During this period after the coup (1966-1971) he continued to write on the history of Africa and the revolutionary movement for Pan-Africanism and world socialism.
The Contributions of Kwame Nkrumah
Despite the coup against Nkrumah on February 24, 1966 in Ghana, his legacy in Africa and throughout the African world continues. His views on the necessity of coordinated guerrilla warfare to liberate Africa was realized in the sub-continent during the 1970s and 1980s, when the settler-colonial regimes of Rhodesia and eventually South Africa were defeated.
The role of Cuba in the liberation and security of Angola was clearly in line with the notions advocated by Nkrumah, which upheld the view that until settler colonialism was destroyed, the entire continent of Africa would not be secure.
Even though the realization of a United States of Africa is still
far away, this issue continues to be discussed broadly on the continent and in the Diaspora. In Ghana, Nkrumah's legacy was utilized in both a positive and negative manner by the successive regimes that took power after his departure. These regimes are compelled to use his image and legacy, despite their refusal to adopt the CPP program in its totality.
In the United States and throughout the Diaspora, a greater identification with Africa has occured over the last thirty years. The African community in America and the Caribbean played an instrumental role in the solidarity struggle with the national liberation movements in Southern Africa during the 1980s and 1990s.
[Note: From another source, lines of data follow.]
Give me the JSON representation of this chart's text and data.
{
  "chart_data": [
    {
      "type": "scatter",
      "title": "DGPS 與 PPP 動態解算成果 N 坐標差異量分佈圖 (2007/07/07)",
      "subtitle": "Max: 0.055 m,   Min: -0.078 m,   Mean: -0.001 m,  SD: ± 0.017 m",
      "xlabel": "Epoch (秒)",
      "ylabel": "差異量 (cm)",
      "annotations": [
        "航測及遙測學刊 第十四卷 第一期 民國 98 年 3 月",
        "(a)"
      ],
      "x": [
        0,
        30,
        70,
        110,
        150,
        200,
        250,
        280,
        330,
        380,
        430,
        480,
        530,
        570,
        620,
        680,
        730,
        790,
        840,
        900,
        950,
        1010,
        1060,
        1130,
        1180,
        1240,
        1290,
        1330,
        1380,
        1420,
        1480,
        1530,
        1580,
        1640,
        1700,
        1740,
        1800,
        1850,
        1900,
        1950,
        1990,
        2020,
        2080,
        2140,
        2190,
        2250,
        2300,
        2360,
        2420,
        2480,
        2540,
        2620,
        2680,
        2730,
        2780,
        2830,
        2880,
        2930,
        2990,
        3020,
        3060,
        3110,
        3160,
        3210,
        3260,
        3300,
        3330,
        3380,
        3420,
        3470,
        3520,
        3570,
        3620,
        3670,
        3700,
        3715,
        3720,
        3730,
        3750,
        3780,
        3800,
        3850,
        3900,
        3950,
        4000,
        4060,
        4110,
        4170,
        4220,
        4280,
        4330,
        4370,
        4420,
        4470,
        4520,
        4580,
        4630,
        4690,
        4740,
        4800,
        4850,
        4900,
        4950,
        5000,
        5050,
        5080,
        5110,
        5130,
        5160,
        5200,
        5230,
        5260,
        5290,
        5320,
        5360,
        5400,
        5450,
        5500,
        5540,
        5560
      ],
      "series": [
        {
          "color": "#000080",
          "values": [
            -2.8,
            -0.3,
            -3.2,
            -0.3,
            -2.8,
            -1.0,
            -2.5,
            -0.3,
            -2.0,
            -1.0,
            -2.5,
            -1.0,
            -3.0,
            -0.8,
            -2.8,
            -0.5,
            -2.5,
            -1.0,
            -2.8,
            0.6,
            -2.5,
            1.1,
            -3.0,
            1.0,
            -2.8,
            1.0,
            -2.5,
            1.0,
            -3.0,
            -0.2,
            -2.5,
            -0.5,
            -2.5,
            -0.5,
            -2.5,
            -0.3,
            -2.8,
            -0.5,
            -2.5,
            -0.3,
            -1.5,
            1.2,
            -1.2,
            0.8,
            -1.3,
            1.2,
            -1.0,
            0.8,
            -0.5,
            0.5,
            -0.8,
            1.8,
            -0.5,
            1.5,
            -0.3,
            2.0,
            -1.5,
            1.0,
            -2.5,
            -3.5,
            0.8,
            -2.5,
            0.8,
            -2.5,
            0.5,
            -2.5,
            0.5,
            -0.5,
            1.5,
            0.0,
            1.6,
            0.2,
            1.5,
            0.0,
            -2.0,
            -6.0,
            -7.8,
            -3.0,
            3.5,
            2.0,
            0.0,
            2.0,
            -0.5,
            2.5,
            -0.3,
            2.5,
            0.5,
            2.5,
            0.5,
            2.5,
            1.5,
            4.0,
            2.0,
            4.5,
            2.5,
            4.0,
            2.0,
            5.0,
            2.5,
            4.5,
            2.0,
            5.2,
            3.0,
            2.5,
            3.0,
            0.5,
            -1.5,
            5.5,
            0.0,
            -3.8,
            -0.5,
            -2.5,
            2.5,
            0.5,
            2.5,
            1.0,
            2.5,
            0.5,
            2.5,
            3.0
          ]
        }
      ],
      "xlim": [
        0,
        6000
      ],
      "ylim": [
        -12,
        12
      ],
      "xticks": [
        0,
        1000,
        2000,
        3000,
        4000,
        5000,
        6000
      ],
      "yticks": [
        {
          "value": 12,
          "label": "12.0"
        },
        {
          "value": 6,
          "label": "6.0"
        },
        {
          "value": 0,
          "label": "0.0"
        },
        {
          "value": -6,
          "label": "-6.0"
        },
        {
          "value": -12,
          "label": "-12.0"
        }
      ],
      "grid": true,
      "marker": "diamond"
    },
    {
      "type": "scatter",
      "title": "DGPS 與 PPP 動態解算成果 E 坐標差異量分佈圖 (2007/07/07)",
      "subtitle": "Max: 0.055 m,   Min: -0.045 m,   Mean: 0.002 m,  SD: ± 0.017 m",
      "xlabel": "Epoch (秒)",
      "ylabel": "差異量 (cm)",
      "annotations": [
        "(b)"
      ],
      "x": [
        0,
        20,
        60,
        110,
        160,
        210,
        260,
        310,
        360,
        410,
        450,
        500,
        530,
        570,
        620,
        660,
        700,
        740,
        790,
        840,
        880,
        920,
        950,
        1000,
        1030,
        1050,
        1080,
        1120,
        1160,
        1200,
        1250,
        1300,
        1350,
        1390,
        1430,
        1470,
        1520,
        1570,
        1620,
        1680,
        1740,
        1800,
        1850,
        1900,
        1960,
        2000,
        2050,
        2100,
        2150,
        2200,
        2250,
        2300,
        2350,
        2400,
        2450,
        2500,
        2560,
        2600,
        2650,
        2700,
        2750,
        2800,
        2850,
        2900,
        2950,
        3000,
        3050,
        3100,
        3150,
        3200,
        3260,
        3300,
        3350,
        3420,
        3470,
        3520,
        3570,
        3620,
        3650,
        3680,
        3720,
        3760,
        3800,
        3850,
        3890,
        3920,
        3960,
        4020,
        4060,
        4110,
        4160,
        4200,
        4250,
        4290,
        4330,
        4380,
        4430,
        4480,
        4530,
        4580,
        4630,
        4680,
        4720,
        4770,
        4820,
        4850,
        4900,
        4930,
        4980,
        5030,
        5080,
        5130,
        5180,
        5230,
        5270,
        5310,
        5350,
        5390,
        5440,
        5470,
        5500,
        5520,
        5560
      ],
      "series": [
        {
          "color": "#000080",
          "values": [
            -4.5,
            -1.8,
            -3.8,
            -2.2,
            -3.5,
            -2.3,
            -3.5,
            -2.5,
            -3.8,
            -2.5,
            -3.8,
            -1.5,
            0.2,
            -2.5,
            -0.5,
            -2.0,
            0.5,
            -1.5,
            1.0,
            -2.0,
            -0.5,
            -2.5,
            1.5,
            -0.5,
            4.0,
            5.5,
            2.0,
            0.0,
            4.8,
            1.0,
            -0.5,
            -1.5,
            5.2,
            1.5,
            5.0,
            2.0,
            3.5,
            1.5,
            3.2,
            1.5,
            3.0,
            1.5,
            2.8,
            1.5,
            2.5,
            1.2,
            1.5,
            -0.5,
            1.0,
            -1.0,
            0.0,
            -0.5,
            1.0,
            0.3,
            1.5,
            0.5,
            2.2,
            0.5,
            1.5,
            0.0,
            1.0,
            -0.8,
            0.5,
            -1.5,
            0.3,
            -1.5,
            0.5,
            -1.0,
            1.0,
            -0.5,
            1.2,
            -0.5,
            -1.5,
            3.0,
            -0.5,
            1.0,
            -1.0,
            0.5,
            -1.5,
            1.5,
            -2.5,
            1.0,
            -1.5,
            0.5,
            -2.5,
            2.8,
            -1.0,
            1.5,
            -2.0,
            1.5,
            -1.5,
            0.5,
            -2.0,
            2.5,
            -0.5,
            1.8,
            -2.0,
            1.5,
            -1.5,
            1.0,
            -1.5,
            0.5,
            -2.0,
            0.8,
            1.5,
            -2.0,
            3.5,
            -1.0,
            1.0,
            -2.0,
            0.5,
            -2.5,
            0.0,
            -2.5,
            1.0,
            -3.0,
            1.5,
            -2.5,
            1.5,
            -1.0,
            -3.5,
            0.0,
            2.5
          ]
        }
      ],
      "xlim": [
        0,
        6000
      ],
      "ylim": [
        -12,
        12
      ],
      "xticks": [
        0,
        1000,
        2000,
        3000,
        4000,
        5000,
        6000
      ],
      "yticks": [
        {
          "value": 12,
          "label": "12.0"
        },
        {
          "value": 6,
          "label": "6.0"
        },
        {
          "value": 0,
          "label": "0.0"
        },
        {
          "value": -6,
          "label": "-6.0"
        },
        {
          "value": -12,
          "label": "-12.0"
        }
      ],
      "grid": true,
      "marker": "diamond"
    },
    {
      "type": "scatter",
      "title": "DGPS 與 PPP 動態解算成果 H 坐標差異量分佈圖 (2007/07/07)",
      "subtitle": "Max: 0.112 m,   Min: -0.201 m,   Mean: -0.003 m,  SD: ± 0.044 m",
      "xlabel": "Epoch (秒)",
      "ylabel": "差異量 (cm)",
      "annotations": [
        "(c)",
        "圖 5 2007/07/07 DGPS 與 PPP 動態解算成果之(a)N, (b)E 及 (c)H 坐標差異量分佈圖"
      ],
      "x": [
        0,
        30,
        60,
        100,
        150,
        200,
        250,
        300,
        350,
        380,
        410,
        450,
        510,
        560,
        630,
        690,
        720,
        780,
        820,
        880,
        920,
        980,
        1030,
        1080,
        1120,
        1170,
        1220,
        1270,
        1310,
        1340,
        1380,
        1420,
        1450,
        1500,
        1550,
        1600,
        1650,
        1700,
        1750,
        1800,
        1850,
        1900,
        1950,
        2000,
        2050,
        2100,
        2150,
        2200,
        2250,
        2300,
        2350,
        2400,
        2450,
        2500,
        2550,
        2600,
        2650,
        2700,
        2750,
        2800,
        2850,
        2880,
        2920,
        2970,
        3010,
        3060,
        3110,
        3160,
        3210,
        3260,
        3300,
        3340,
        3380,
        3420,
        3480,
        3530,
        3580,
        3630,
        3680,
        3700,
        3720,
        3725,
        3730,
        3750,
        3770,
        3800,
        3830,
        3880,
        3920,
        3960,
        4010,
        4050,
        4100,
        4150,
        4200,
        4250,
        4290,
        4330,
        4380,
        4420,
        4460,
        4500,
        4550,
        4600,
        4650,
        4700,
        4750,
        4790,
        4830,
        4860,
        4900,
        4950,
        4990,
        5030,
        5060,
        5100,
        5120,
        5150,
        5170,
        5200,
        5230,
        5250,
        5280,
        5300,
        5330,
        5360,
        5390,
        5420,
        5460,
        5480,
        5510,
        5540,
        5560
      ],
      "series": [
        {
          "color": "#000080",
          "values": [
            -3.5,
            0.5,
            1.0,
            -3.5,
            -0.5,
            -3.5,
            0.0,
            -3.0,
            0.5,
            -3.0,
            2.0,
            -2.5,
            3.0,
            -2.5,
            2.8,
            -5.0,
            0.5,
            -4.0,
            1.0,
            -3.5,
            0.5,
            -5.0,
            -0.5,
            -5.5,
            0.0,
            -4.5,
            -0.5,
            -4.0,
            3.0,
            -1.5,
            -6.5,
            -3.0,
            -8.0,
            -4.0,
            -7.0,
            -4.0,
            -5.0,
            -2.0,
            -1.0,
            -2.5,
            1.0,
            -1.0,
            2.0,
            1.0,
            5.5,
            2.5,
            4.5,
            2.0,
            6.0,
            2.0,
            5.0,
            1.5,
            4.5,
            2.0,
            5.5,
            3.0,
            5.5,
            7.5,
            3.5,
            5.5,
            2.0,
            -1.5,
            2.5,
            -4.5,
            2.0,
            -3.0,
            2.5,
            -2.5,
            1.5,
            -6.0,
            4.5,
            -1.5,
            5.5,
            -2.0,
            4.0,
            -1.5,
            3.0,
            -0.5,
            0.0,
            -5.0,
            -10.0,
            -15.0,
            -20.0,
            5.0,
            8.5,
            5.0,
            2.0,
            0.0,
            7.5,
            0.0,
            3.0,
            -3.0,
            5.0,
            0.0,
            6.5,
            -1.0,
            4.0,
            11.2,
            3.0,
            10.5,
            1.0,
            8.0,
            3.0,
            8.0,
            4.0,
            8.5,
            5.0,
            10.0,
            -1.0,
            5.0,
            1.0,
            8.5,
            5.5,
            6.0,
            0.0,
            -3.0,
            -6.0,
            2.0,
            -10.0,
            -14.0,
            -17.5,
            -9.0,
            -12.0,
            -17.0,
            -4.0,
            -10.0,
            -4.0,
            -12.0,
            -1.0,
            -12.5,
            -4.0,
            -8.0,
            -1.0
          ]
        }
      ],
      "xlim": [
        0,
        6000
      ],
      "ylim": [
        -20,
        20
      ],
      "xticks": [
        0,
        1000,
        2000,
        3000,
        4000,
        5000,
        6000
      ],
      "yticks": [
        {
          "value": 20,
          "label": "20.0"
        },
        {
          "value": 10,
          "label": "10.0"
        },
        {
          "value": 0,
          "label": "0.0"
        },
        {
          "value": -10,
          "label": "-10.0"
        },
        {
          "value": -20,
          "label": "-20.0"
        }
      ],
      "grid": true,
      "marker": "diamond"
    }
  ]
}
Nkrumah's views on the necessity of African unity have been prophetic in light of the continuing underdevelopment of the continent and the phenomena of domestic neo-colonialism in the United States and the Caribbean.
Consequently, the legacy of Nkrumah is still relevant to the present day struggle of African peoples around the world.
A greater understanding of his ideas and activities can only benefit the present efforts to create an African world that is genuinely independent and self-determined.